Death and Life

The last few weeks have been hard. The next few will probably be better, but the holidays have their own sadness as well as celebrations. My daughter’s birthday was the 14th and the 15th was the anniversary of her death. These days are difficult for me and especially so for her son, daughter, brother, father and husband. We don’t talk a lot about it. Each of us trying to protect the others and really just can’t find the words or get them out past the lump in our throats. This is probably not the best way to manage this grief, but we are doing what we can for now.

My husband had surgery for a rotator cuff a little over three weeks ago and has been unable to do much of anything for himself so has to rely on me for his care. I am glad to do it, but he is an independent sort and is really tired of having to have help with his socks, his icepack, pulling up his bed covers, cutting up his dinner, and especially his shower. Thankfully he is now able to do some of those things and will begin physical therapy in a couple of days. It all balances out as life goes on. He comforts me in my sadness and I make him laugh at his limitations.

All this has me looking back on how death has been a presence in my life, almost from the beginning. I was not yet five when my maternal grandmother, Bammie, died and nine when her husband followed her. My infant sister lived only four days and I vividly recall that funeral. So much sadness and so many people trying to help with food, visits, flowers, letters and just being there. Then in high school both my paternal grandparents passed away leaving another empty place behind. My dad was only fifty-six when he died far too soon and I was in my thirties. That one was so hard, not only because of my overwhelming grief but I had to try to explain to my son and daughter when they were only nine and eleven. I cannot remember talking to them about it even though I know I did.

Since then, my mom, the in-laws, and most of my cousins are gone, some close friends and neighbors, and co-workers. I miss them all as I put ornaments on the Christmas tree and prepare for the Thanksgiving meal. No more do I hear my mom and Aunt Louise fussing over the dressing and cranberry relish. No more my cousins sparing over the wishbone. So much that enriched my life left in the past, just memories that my husband is a bit tired of me yakking about, but he is sweet about it.

These musings make me remember a line from Forrest Gump that I repeat to myself often.
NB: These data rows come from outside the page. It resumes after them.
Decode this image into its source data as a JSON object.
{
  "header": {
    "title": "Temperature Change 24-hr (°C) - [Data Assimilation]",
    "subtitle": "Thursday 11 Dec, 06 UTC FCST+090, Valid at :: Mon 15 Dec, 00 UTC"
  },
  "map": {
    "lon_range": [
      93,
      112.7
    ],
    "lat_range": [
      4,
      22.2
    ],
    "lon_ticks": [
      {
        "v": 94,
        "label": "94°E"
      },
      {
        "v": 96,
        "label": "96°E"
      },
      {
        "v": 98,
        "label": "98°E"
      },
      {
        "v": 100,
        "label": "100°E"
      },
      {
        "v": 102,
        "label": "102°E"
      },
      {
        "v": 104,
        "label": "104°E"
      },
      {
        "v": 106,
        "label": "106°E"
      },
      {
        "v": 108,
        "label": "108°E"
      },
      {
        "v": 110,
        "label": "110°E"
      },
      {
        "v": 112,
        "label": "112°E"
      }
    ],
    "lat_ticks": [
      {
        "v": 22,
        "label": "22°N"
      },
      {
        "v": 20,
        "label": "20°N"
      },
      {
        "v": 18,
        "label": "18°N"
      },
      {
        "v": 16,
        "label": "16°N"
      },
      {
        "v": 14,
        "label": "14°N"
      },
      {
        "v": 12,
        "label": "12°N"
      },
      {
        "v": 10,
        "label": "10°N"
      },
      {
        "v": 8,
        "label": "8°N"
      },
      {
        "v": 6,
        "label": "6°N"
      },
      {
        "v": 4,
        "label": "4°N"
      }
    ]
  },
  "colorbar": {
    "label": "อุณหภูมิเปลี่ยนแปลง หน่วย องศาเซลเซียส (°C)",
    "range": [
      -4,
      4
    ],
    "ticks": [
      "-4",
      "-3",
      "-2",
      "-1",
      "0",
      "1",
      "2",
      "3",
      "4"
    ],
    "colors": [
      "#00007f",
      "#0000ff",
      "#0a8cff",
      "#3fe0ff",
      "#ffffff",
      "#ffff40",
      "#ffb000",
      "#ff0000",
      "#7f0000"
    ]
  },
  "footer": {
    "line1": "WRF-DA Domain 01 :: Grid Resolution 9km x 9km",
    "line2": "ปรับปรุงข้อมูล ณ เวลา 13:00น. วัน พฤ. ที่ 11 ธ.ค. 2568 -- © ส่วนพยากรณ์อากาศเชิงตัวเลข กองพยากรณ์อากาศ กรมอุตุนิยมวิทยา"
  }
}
Dying is just a part of living, Forrest. We all die someday.

Just a part of living, but only a part. I am not sure how or why, but I always get back to living. Doing and being and thinking and planning and hoping. Living. Even on the hardest of the recent days I made the bed, drank my coffee and went to the gym. I visited with the great grandkids and we laughed and played. Lots of hugs and kisses and sneaking some candy when daddy wasn’t looking. Life is good and I am enjoying most of it. Memories are mostly happy ones, and I indulge in a bit of nostalgia as I go about my days. I am fortunate to have a son who calls me a few times a week and keeps me up to date on his family. He will be here with his boys and wife at Christmas so that what I am most looking forward to now. My first grandson is coming home for Thanksgiving so that day will be a treat.

Right this minute I have a glass of wine at my elbow as I type, and the dear old dog is snoring at my feet. The husband and I had a nice dinner and now he is settled at the television where I will soon be also. Life is good.